The ghost of prep school
The skeptic case is the one I find most useful, because seersucker can still go wrong in a very specific, faintly embarrassing way. Wrong cut and it stops looking effortless, starts looking referential. Too trim, too stripey, too eager to conjure old campuses and old money — and you’re not wearing a summer fabric, you’re wearing a costume assembled from shorthand. Charm, yes. Trap, also.

History clings to this fabric. The Art of Manliness traces seersucker in the United States back to workwear and uniforms in the late 1800s, before Joseph Haspel made the first seersucker suit in New Orleans in 1909. By the 1920s, Princeton and Yale students had helped turn it into prep shorthand, which is probably why even now the fabric can feel like it arrives with a soundtrack. Boat shoes and a pocket square and you’re halfway to parody before you’ve left the house.
Pretending that history away isn’t the fix. OPUMO’s guide and the more generous side of menswear writing land on a better idea: you’re not trying to dress like a museum of warm-weather masculinity. Let the texture do the work, keep everything else simple. Oliver Spencer, quoted in FashionBeans, says it neatly:
Seersucker is a beautiful texture that suits well a multitude of garment shapes.
— Oliver Spencer, via FashionBeans
A multitude of garment shapes — that’s exactly the escape route. Boxier shirt. Relaxed short. Soft jacket. Anything that breaks the old Ivy silhouette helps.
Loose enough to live in
What makes seersucker feel newly interesting in 2026 isn’t the fabric by itself. Men’s fashion has softened around it. GQ’s recent roundup of summer suits is full of tailoring that looks as if it would rather exhale than posture. The Guardian’s “Posh Grandpa” piece catches a similar drift from the other side of the wardrobe: clothes with a bit of age, wit and looseness are replacing the polished, punishing kind. Meanwhile, Vogue’s Cannes menswear gallery reads like evidence that the red carpet is no longer allergic to ease.

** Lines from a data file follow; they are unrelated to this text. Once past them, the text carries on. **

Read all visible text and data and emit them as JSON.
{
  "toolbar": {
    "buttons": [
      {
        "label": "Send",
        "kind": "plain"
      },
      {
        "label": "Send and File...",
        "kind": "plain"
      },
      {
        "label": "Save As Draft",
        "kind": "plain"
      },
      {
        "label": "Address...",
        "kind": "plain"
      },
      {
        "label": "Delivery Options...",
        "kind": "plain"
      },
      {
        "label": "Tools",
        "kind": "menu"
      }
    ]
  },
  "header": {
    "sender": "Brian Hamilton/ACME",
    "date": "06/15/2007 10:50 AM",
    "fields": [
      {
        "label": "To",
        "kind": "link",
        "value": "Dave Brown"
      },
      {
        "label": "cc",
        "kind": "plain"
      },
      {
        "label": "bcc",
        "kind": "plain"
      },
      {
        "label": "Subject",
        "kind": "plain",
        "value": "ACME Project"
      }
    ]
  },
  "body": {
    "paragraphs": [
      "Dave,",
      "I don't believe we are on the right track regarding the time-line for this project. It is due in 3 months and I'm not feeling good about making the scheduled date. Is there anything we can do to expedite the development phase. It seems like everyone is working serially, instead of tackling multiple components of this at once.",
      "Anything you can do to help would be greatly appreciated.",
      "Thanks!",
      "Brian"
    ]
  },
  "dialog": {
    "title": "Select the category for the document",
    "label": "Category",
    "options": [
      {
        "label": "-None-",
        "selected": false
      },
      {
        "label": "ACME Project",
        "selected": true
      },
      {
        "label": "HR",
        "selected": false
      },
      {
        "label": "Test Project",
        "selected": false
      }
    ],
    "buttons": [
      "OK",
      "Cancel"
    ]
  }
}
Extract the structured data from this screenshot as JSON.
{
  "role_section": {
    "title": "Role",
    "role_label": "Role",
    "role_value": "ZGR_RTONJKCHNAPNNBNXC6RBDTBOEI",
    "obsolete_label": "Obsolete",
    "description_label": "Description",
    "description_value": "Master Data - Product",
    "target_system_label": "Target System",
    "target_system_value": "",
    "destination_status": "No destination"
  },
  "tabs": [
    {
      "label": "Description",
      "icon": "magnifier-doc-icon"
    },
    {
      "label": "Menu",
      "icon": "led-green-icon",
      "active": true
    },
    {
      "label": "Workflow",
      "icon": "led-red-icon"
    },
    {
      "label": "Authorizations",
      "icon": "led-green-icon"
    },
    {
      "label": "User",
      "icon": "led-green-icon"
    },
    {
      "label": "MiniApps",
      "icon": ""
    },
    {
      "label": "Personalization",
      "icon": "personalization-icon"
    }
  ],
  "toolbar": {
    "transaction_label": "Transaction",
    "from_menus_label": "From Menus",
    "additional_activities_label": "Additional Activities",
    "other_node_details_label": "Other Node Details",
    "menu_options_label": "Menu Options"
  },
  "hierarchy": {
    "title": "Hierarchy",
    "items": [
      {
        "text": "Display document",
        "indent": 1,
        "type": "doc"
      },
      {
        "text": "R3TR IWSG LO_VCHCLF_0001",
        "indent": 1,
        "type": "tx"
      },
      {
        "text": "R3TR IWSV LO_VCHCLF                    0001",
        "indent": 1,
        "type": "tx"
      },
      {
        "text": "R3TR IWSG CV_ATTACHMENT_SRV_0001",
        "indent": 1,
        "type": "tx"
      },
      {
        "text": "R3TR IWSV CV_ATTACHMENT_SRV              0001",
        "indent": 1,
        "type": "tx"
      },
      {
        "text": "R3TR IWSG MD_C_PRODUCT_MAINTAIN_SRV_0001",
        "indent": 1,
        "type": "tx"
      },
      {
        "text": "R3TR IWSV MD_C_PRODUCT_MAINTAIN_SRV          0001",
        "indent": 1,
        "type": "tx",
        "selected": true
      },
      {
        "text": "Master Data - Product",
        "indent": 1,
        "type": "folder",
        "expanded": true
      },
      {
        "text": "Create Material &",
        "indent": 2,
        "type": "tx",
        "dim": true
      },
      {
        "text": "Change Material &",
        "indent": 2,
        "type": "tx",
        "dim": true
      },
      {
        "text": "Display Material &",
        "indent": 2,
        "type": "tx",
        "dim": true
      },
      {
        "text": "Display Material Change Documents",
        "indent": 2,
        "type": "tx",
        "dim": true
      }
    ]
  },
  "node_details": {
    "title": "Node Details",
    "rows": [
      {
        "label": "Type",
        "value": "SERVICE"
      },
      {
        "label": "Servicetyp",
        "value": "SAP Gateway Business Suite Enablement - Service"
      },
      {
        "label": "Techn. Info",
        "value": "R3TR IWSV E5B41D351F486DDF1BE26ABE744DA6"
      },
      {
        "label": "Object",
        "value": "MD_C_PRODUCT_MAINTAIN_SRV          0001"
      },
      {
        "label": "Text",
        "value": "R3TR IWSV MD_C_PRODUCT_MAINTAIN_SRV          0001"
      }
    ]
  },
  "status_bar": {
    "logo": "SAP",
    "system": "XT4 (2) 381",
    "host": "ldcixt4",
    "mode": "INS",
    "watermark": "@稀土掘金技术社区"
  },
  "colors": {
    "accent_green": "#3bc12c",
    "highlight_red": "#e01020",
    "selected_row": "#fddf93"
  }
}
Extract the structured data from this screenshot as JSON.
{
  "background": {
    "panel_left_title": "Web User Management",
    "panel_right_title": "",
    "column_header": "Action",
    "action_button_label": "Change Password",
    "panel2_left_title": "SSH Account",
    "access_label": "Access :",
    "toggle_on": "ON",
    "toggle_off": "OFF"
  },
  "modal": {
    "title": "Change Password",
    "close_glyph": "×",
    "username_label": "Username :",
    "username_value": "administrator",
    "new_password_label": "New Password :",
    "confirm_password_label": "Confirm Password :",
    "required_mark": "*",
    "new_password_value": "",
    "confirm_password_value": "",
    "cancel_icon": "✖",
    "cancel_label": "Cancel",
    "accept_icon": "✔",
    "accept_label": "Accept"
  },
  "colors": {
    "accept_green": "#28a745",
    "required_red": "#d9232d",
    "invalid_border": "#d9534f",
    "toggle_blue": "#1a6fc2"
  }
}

Seersucker isn’t really beating linen in a duel, then. It’s benefiting from a broader change in taste. Right now, clothes that let the body move seem more appealing than ones that announce effort. That’s why a seersucker overshirt feels modern while a crisp linen two-piece can sometimes feel like an instruction manual. More than anything, the fabric is catching a mood. Loose enough for summer. Specific enough to be memorable. Formal enough, when you need it, to save you from dressing like you gave up in November.
I might be overstating things. The best version of seersucker is almost shy about its usefulness. Linen won’t disappear, nor should it. Some summers ask for a shirt that looks as though it’s already been through a long lunch and forgiven you for it. Others ask for clothes that can handle work, dinner and the walk home without asking for sympathy. But I keep coming back to seersucker because it asks for less theatre. Air, texture, a shape that survives the day. For a fabric once trapped in prep-school myth, that feels like a surprisingly modern kind of freedom.